-
@ Mike Dilger ☑️
2023-07-29 03:13:59Gossip: Switching to LMDB
Unlike a number of other nostr clients, Gossip has always cached events and related data in a local data store. Up until recently, SQLite3 has served this purpose.
SQLite3 offers a full ACID SQL relational database service.
Unfortunately however it has presented a number of downsides:
- It is not as parallel as you might think.
- It is not as fast as you might hope.
- If you want to preserve the benefit of using SQL and doing joins, then you must break your objects into columns, and map columns back into objects. The code that does this object-relational mapping (ORM) is not trivial and can be error prone. It is especially tricky when working with different types (Rust language types and SQLite3 types are not a 1:1 match).
- Because of the potential slowness, our UI has been forbidden from direct database access as that would make the UI unresponsive if a query took too long.
- Because of (4) we have been firing off separate threads to do the database actions, and storing the results into global variables that can be accessed by the interested code at a later time.
- Because of (4) we have been caching database data in memory, essentially coding for yet another storage layer that can (and often did) get out of sync with the database.
LMDB offers solutions:
- It is highly parallel.
- It is ridiculously fast when used appropriately.
- Because you cannot run arbitrary SQL, there is no need to represent the fields within your objects separately. You can serialize/deserialize entire objects into the database and the database doesn't care what is inside of the blob (yes, you can do that into an SQLite field, but if you did, you would lose the power of SQL).
- Because of the speed, the UI can look stuff up directly.
- We no longer need to fork separate threads for database actions.
- We no longer need in-memory caches of data. The LMDB data is already in-memory (it is memory mapped) so we just access it directly.
The one obvious downside is that we lose SQL. We lose the query planner. We cannot ask arbitrary question and get answers. Instead, we have to pre-conceive of all the kinds of questions we want to ask, and we have to write code that answers them efficiently. Often this involves building and maintaining indices.
Indices
Let's say I want to look at fiatjaf's posts. How do I efficiently pull out just his recent feed-related events in reverse chronological order? It is easy if we first construct the following index
key: EventKind + PublicKey + ReverseTime value: Event Id
In the above, '+' is just a concatenate operator, and ReverseTime is just some distant time minus the time so that it sorts backwards.
Now I just ask LMDB to start from (EventKind=1 + PublicKey=fiatjaf + now) and scan until either one of the first two fields change, or more like the time field gets too old (e.g. one month ago). Then I do it again for the next event kind, etc.
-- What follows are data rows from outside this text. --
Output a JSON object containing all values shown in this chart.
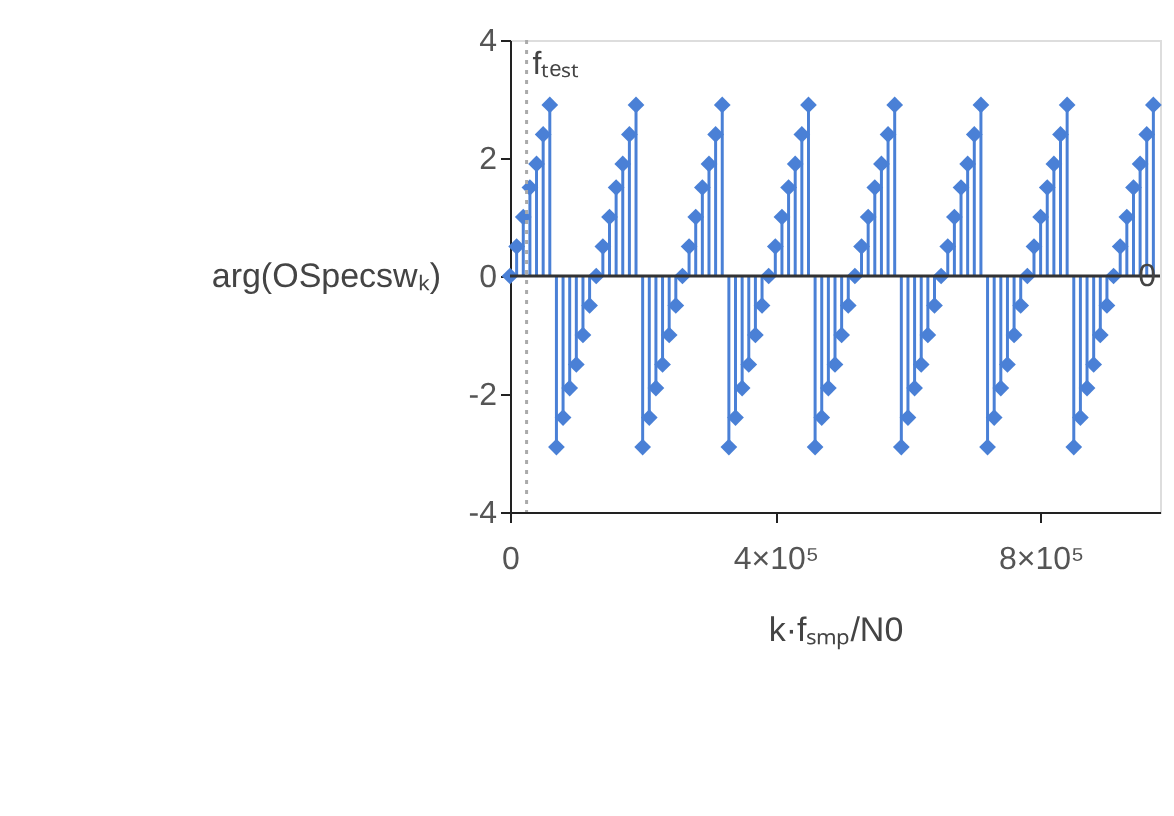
{
  "chart_data": {
    "type": "lollipop",
    "xlabel": "k·fₛₘₚ/N0",
    "ylabel": "arg(OSpecswₖ)",
    "x": [
      0,
      10000,
      20000,
      30000,
      40000,
      50000,
      60000,
      70000,
      80000,
      90000,
      100000,
      110000,
      120000,
      130000,
      140000,
      150000,
      160000,
      170000,
      180000,
      190000,
      200000,
      210000,
      220000,
      230000,
      240000,
      250000,
      260000,
      270000,
      280000,
      290000,
      300000,
      310000,
      320000,
      330000,
      340000,
      350000,
      360000,
      370000,
      380000,
      390000,
      400000,
      410000,
      420000,
      430000,
      440000,
      450000,
      460000,
      470000,
      480000,
      490000,
      500000,
      510000,
      520000,
      530000,
      540000,
      550000,
      560000,
      570000,
      580000,
      590000,
      600000,
      610000,
      620000,
      630000,
      640000,
      650000,
      660000,
      670000,
      680000,
      690000,
      700000,
      710000,
      720000,
      730000,
      740000,
      750000,
      760000,
      770000,
      780000,
      790000,
      800000,
      810000,
      820000,
      830000,
      840000,
      850000,
      860000,
      870000,
      880000,
      890000,
      900000,
      910000,
      920000,
      930000,
      940000,
      950000,
      960000,
      970000
    ],
    "series": [
      {
        "color": "#4a80d6",
        "values": [
          0,
          0.5,
          1.0,
          1.5,
          1.9,
          2.4,
          2.9,
          -2.9,
          -2.4,
          -1.9,
          -1.5,
          -1.0,
          -0.5,
          0,
          0.5,
          1.0,
          1.5,
          1.9,
          2.4,
          2.9,
          -2.9,
          -2.4,
          -1.9,
          -1.5,
          -1.0,
          -0.5,
          0,
          0.5,
          1.0,
          1.5,
          1.9,
          2.4,
          2.9,
          -2.9,
          -2.4,
          -1.9,
          -1.5,
          -1.0,
          -0.5,
          0,
          0.5,
          1.0,
          1.5,
          1.9,
          2.4,
          2.9,
          -2.9,
          -2.4,
          -1.9,
          -1.5,
          -1.0,
          -0.5,
          0,
          0.5,
          1.0,
          1.5,
          1.9,
          2.4,
          2.9,
          -2.9,
          -2.4,
          -1.9,
          -1.5,
          -1.0,
          -0.5,
          0,
          0.5,
          1.0,
          1.5,
          1.9,
          2.4,
          2.9,
          -2.9,
          -2.4,
          -1.9,
          -1.5,
          -1.0,
          -0.5,
          0,
          0.5,
          1.0,
          1.5,
          1.9,
          2.4,
          2.9,
          -2.9,
          -2.4,
          -1.9,
          -1.5,
          -1.0,
          -0.5,
          0,
          0.5,
          1.0,
          1.5,
          1.9,
          2.4,
          2.9
        ]
      }
    ],
    "xlim": [
      0,
      980000
    ],
    "xticks": [
      0,
      {
        "value": 400000,
        "label": "4×10⁵"
      },
      {
        "value": 800000,
        "label": "8×10⁵"
      }
    ],
    "ylim": [
      -4,
      4
    ],
    "yticks": [
      -4,
      -2,
      0,
      2,
      4
    ],
    "ref_lines": [
      {
        "axis": "y",
        "value": 0,
        "label": "0",
        "color": "#333333",
        "line_style": "solid"
      },
      {
        "axis": "x",
        "value": 25000,
        "label": "fₜₑₛₜ",
        "color": "#aaaaaa",
        "line_style": "dotted"
      }
    ],
    "marker": "diamond",
    "grid": false
  }
}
For a generalized feed, I have to scan a region for each person I follow.
Smarter indexes can be imagined. Since we often want only feed-related event kinds, that can be implicit in an index that only indexes those kinds of events.
You get the idea.
A Special Event Map
At first I had stored events into a K-V database under the Id of the event. Then I had indexes on events that output a set of Ids (as in the example above).
But when it comes to storing and retrieving events, we can go even faster than LMDB.
We can build an append-only memory map that is just a sequence of all the events we have, serialized, and in no particular order. Readers do not need a lock and multiple readers can read simultaneously. Writers will need to acquire a lock to append to the map and there may only be one writer at a time. However, readers can continue reading even while a writer is writing.
We can then have a K-V database that maps Id -> Offset. To get the event you just do a direct lookup in the event memory map at that offset.
The real benefit comes when we have other indexes that yield events, they can yield offsets instead of ids. Then we don't need to do a second lookup from the Id to the Event, we can just look directly at the offset.
Avoiding deserialization
Deserialization has a price. Sometimes it requires memory allocation (if the object is not already linear, e.g. variable lengthed data like strings and vectors are allocated on the heap) which can be very expensive if you are trying to scan 150,000 or so events.
We serialize events (and other objects where we can) with a serialization library called speedy. It does its best to preserve the data much like it is represented in memory, but linearized. Because events start with fixed-length fields, we know the offset into the serialized event where these first fields occur and we can directly extract the value of those fields without deserializing the data before it.
This comes in useful whenever we need to scan a large number of events. Search is the one situation where I know that we must do this. We can search by matching against the content of every feed-related event without fully deserialing any of them.